For this to work, a modularity boundary must be established around this
part. As long as whatever is inside the boundary reacts like everything
outside the boundary expects, those insides can be swapped out for other
insides that meet the same expectations.
If those insides have their own reactive behaviour, which they probably
do, then the best way to model this is to put the modularity boundary
around a single superstate, which has its own substates (basically its
own sub-state machine.)
For this to work, the substates must be "private"; everything outside
the modularity boundary must not rely on knowledge of them, lest
problems pop up when we try to swap out the superstate with one that
has different substates.
### The "History pseudo-state" can be avoided by use of a convention
Statecharts defines a "history state" (capital H in a circle).
Its is more than a little confusing but, from what I can tell, it is
not actually necessary in many situations, especially if one adopts the following
default behavior:
When re-entering a state _s_ that contains substates, the current substate among
those substate is the same one that was current when _s_ was previously left.
If _s_ was never previously left, then one must consult the start state(s) inside
_s_ to discover which the current substate.
So this is sort of a "history by default" approach. _If_ one wished to transition
from some outside state into a specific substate of _s_, one may do so by having
a transition arrow go, not to _s_, but directly to the desired substate.
Transitions directly into substates like this can be very
useful, but do note they violate the "privacy" requirement of the previous
fact, so they work against modularity (which might or might not be a problem,
depending on the situation.)
An alternate approach to account for modularity might be to decorate
arrows transitioning to _s_ with side-effects such as "Reset _s_ to its
start substate" instead of having them transition to a substate inside _s_.

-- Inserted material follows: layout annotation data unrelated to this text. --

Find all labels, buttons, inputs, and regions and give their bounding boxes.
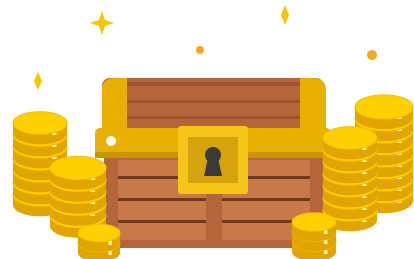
coin-face	[322, 126, 378, 150]
treasure-illustration	[12, 5, 414, 259]
coin-face	[291, 212, 337, 232]
band-rivet	[106, 136, 116, 146]
sparkle-icon	[90, 11, 114, 35]
decor-dot	[367, 50, 377, 60]
sparkle-icon	[34, 72, 42, 90]
coin-stack-icon	[77, 223, 121, 259]
coin-face	[354, 94, 414, 120]
decor-dot	[196, 46, 204, 54]
coin-face	[12, 111, 68, 135]
sparkle-icon	[281, 5, 289, 25]
coin-face	[77, 223, 121, 243]
lid-band-left	[102, 78, 127, 134]
chest-lid	[102, 78, 324, 134]
coin-stack-icon	[291, 212, 337, 259]
sparkles	[34, 5, 289, 90]
coin-face	[49, 155, 107, 181]
lid-band-right	[300, 78, 326, 134]
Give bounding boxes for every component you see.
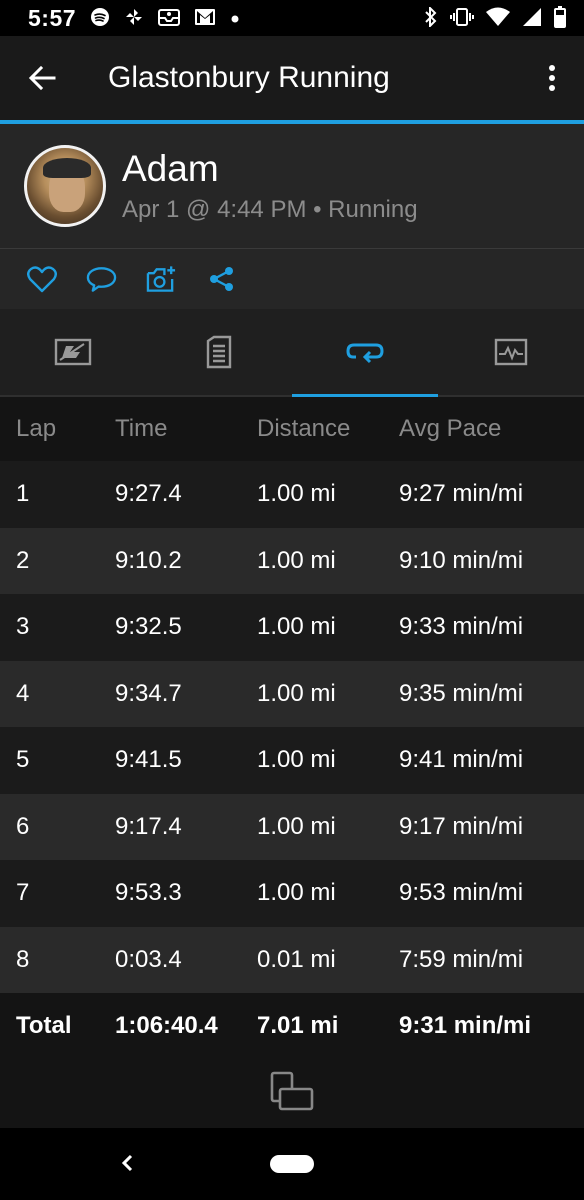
- more-vert-icon: [549, 65, 555, 91]
- lap-number: 8: [0, 926, 115, 993]
- lap-number: 4: [0, 660, 115, 727]
- rotate-view-area: [0, 1059, 584, 1130]
- lap-distance: 1.00 mi: [257, 793, 399, 860]
- activity-header: Adam Apr 1 @ 4:44 PM • Running: [0, 124, 584, 249]
- system-back-button[interactable]: [118, 1150, 136, 1181]
- chevron-left-icon: [121, 1154, 133, 1172]
- signal-icon: [522, 7, 542, 30]
- vibrate-icon: [450, 7, 474, 30]
- table-row[interactable]: 7 9:53.3 1.00 mi 9:53 min/mi: [0, 860, 584, 927]
- activity-meta: Apr 1 @ 4:44 PM • Running: [122, 196, 418, 223]
- status-time: 5:57: [28, 4, 77, 31]
- lap-distance: 1.00 mi: [257, 461, 399, 528]
- lap-pace: 9:53 min/mi: [399, 860, 584, 927]
- total-label: Total: [0, 993, 115, 1060]
- share-icon: [209, 267, 233, 291]
- back-button[interactable]: [0, 36, 84, 120]
- col-distance: Distance: [257, 397, 399, 461]
- battery-icon: [554, 5, 566, 31]
- dot-icon: [230, 9, 240, 27]
- lap-number: 5: [0, 727, 115, 794]
- table-row[interactable]: 4 9:34.7 1.00 mi 9:35 min/mi: [0, 660, 584, 727]
- table-row[interactable]: 5 9:41.5 1.00 mi 9:41 min/mi: [0, 727, 584, 794]
- rotate-view-button[interactable]: [268, 1071, 316, 1118]
- lap-distance: 0.01 mi: [257, 926, 399, 993]
- lap-time: 9:53.3: [115, 860, 257, 927]
- social-actions: [0, 249, 584, 309]
- laps-table: Lap Time Distance Avg Pace 1 9:27.4 1.00…: [0, 397, 584, 1060]
- lap-distance: 1.00 mi: [257, 660, 399, 727]
- laps-icon: [346, 343, 384, 364]
- overflow-menu-button[interactable]: [520, 36, 584, 120]
- add-photo-icon: [146, 266, 176, 292]
- lap-pace: 9:17 min/mi: [399, 793, 584, 860]
- system-home-button[interactable]: [270, 1155, 314, 1173]
- heart-icon: [26, 266, 57, 293]
- table-row[interactable]: 6 9:17.4 1.00 mi 9:17 min/mi: [0, 793, 584, 860]
- pinwheel-icon: [124, 7, 144, 30]
- like-button[interactable]: [26, 264, 57, 295]
- table-row[interactable]: 3 9:32.5 1.00 mi 9:33 min/mi: [0, 594, 584, 661]
- tab-map[interactable]: [0, 309, 146, 395]
- bluetooth-icon: [424, 5, 438, 30]
- activity-tabs: [0, 309, 584, 397]
- share-button[interactable]: [206, 264, 237, 295]
- lap-distance: 1.00 mi: [257, 594, 399, 661]
- spotify-icon: [90, 7, 110, 30]
- system-nav-bar: [0, 1128, 584, 1200]
- lap-distance: 1.00 mi: [257, 860, 399, 927]
- lap-distance: 1.00 mi: [257, 527, 399, 594]
- lap-number: 3: [0, 594, 115, 661]
- lap-time: 9:27.4: [115, 461, 257, 528]
- col-avg-pace: Avg Pace: [399, 397, 584, 461]
- comment-icon: [86, 267, 117, 292]
- lap-pace: 9:41 min/mi: [399, 727, 584, 794]
- lap-pace: 9:10 min/mi: [399, 527, 584, 594]
- add-photo-button[interactable]: [146, 264, 177, 295]
- lap-number: 6: [0, 793, 115, 860]
- table-row[interactable]: 2 9:10.2 1.00 mi 9:10 min/mi: [0, 527, 584, 594]
- status-bar: 5:57: [0, 0, 584, 36]
- table-header: Lap Time Distance Avg Pace: [0, 397, 584, 461]
- lap-time: 9:41.5: [115, 727, 257, 794]
- lap-pace: 9:35 min/mi: [399, 660, 584, 727]
- total-time: 1:06:40.4: [115, 993, 257, 1060]
- col-time: Time: [115, 397, 257, 461]
- tab-laps[interactable]: [292, 309, 438, 397]
- page-title: Glastonbury Running: [108, 61, 390, 94]
- map-icon: [54, 338, 92, 366]
- table-row[interactable]: 1 9:27.4 1.00 mi 9:27 min/mi: [0, 461, 584, 528]
- screen-rotation-icon: [270, 1071, 314, 1111]
- wifi-icon: [486, 7, 510, 30]
- lap-number: 1: [0, 461, 115, 528]
- document-icon: [206, 335, 232, 369]
- lap-distance: 1.00 mi: [257, 727, 399, 794]
- app-bar: Glastonbury Running: [0, 36, 584, 120]
- inbox-icon: [158, 7, 181, 30]
- lap-number: 2: [0, 527, 115, 594]
- col-lap: Lap: [0, 397, 115, 461]
- arrow-back-icon: [28, 65, 56, 91]
- total-pace: 9:31 min/mi: [399, 993, 584, 1060]
- total-row: Total 1:06:40.4 7.01 mi 9:31 min/mi: [0, 993, 584, 1060]
- tab-details[interactable]: [146, 309, 292, 395]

### State machines are neither imperative nor functional
When the machine switches states, did it destructively update the current
state of the system, or did it create a new state of the system and switch to
that new state? You can implement it either way. The state machine itself
doesn't care.
### State machines demonstrate a weakness of toggling
Suppose we have bursts of events -- sometimes you don't just get one event,
you get a bunch of them. Physical contact switches are like this -- the
phenomenon is called "bounce".
Suppose further that we have 2 states, On and Off, and a "toggle" input that
transitions both from On to Off and from Off to On. If it receives a burst
of "toggle" inputs, it is not possible to predict which state it will end
up in.
But suppose instead we have 2 inputs, "turn on" and "turn off", each of
which transitions from only one state to the other. Now, if we get a
burst of "turn on" (resp. "turn off"), we know what state we will always
end up in: On (resp Off).
There are other situations similar to bursts, e.g. simply not being
aware of which state you are currently in, so this informs good design.